As a condition of a subdivision consent in rural areas for lifestyle-type developments, local authorities will often impose a requirement that a ‘no objection’ consent notice is registered on a title to a property. This notifies a purchaser that the property is in a rural area and the property owner will not object to normal rural activities taking place.

Where a local authority doesn’t impose this consent notice (or even when they do), it’s prudent for rural subdividers to register a specific covenant on the title forbidding a purchaser or future owner of the property objecting to the rural activities carried on the adjacent land. This type of covenant can have more practical force than the council consent notice as it’s a direct covenant between landowners.

Testing the case

It’s also important to ensure that the balance of your farm property is protected in its use of access-ways, water and other services. An example is the case¹ where a farmer subdivided off a farm cottage and sold the cottage as a ‘lifestyle block’, reserving to itself a right-of-way (RoW) for the main farm. The RoW was much wider than a standard RoW because it was the principal access to the farm’s woolshed and cattle yards and there was room for mobs of cattle and sheep to be held and assembled and for stock trucks to turn, etc. There was a formed track going through the RoW, but the RoW itself was significantly wider and of a different shape than the track.
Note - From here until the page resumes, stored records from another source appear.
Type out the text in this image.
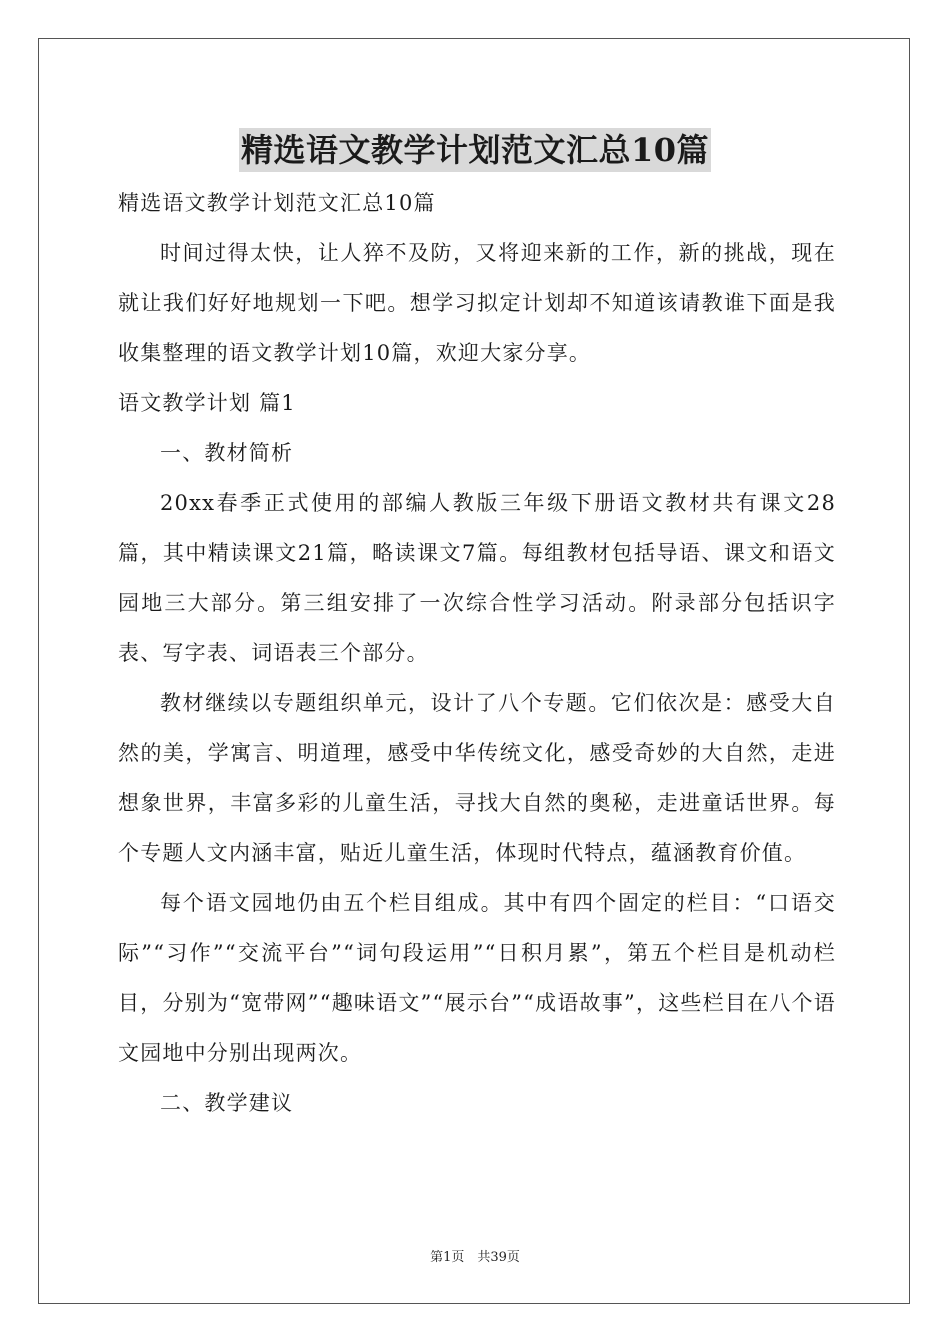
精选语文教学计划范文汇总10篇

精选语文教学计划范文汇总10篇

时间过得太快，让人猝不及防，又将迎来新的工作，新的挑战，现在就让我们好好地规划一下吧。想学习拟定计划却不知道该请教谁下面是我收集整理的语文教学计划10篇，欢迎大家分享。

语文教学计划 篇1

一、教材简析

20xx春季正式使用的部编人教版三年级下册语文教材共有课文28篇，其中精读课文21篇，略读课文7篇。每组教材包括导语、课文和语文园地三大部分。第三组安排了一次综合性学习活动。附录部分包括识字表、写字表、词语表三个部分。

教材继续以专题组织单元，设计了八个专题。它们依次是：感受大自然的美，学寓言、明道理，感受中华传统文化，感受奇妙的大自然，走进想象世界，丰富多彩的儿童生活，寻找大自然的奥秘，走进童话世界。每个专题人文内涵丰富，贴近儿童生活，体现时代特点，蕴涵教育价值。

每个语文园地仍由五个栏目组成。其中有四个固定的栏目：“口语交际”“习作”“交流平台”“词句段运用”“日积月累”，第五个栏目是机动栏目，分别为“宽带网”“趣味语文”“展示台”“成语故事”，这些栏目在八个语文园地中分别出现两次。

二、教学建议

第1页　共39页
A subsequent purchaser of the lifestyle cottage objected to the use of the RoW by the farm and went to court for an order that the RoW, notwithstanding its legally surveyed width, should be limited to the formed track and that there should be no access to and egress from the track other than at the beginning and end of it. The stock movements across the full RoW and comings and goings of trucks were causing annoyance to the lifestyler who saw the RoW as a simple right of access only.
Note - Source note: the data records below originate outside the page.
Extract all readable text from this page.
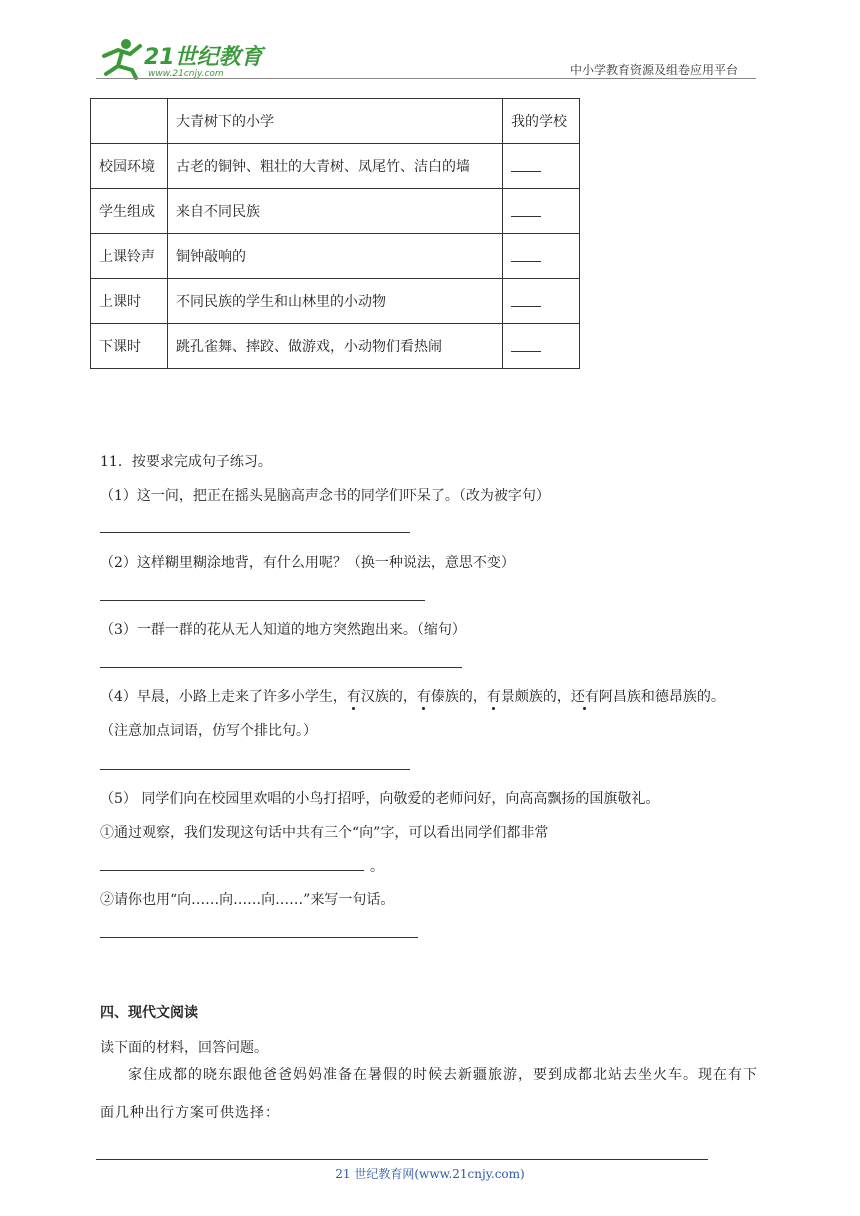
21世纪教育
www.21cnjy.com	中小学教育资源及组卷应用平台
	大青树下的小学	我的学校
校园环境	古老的铜钟、粗壮的大青树、凤尾竹、洁白的墙	
学生组成	来自不同民族	
上课铃声	铜钟敲响的	
上课时	不同民族的学生和山林里的小动物	
下课时	跳孔雀舞、摔跤、做游戏，小动物们看热闹	
11．按要求完成句子练习。
（1）这一问，把正在摇头晃脑高声念书的同学们吓呆了。（改为被字句）
（2）这样糊里糊涂地背，有什么用呢？（换一种说法，意思不变）
（3）一群一群的花从无人知道的地方突然跑出来。（缩句）
（4）早晨，小路上走来了许多小学生，有汉族的，有傣族的，有景颇族的，还有阿昌族和德昂族的。
（注意加点词语，仿写个排比句。）
（5） 同学们向在校园里欢唱的小鸟打招呼，向敬爱的老师问好，向高高飘扬的国旗敬礼。
①通过观察，我们发现这句话中共有三个“向”字，可以看出同学们都非常
。
②请你也用“向……向……向……”来写一句话。
四、现代文阅读
读下面的材料，回答问题。
家住成都的晓东跟他爸爸妈妈准备在暑假的时候去新疆旅游，要到成都北站去坐火车。现在有下面几种出行方案可供选择：
21 世纪教育网(www.21cnjy.com)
The court had little hesitation in finding the farmer had the absolute right to use the full surveyed width of the RoW for stock movement and assembly, and to access it where they liked.

The terms of the easement of the RoW were the usual terms applied in RoW easements under the Property Law Act. So while in this case the farmer was successful, the court did note that the lifestyle cottage purchaser simply didn’t appreciate why the RoW was specifically designed and created.

The case shows that if you’re thinking of subdividing and creating lifestyle blocks, you need to consider carefully about what rights your farm needs to retain. In this case it was access, but it could just as easily have been rights to water, or the right to spray, create dust, or any number of activities that might seem the norm to a lifetime farmer, but which a city dweller may never have encountered before.

Careful thought needs to be given to the wording of easements and land covenants to protect your right to farm and also alert a purchaser to what living in the country actually means.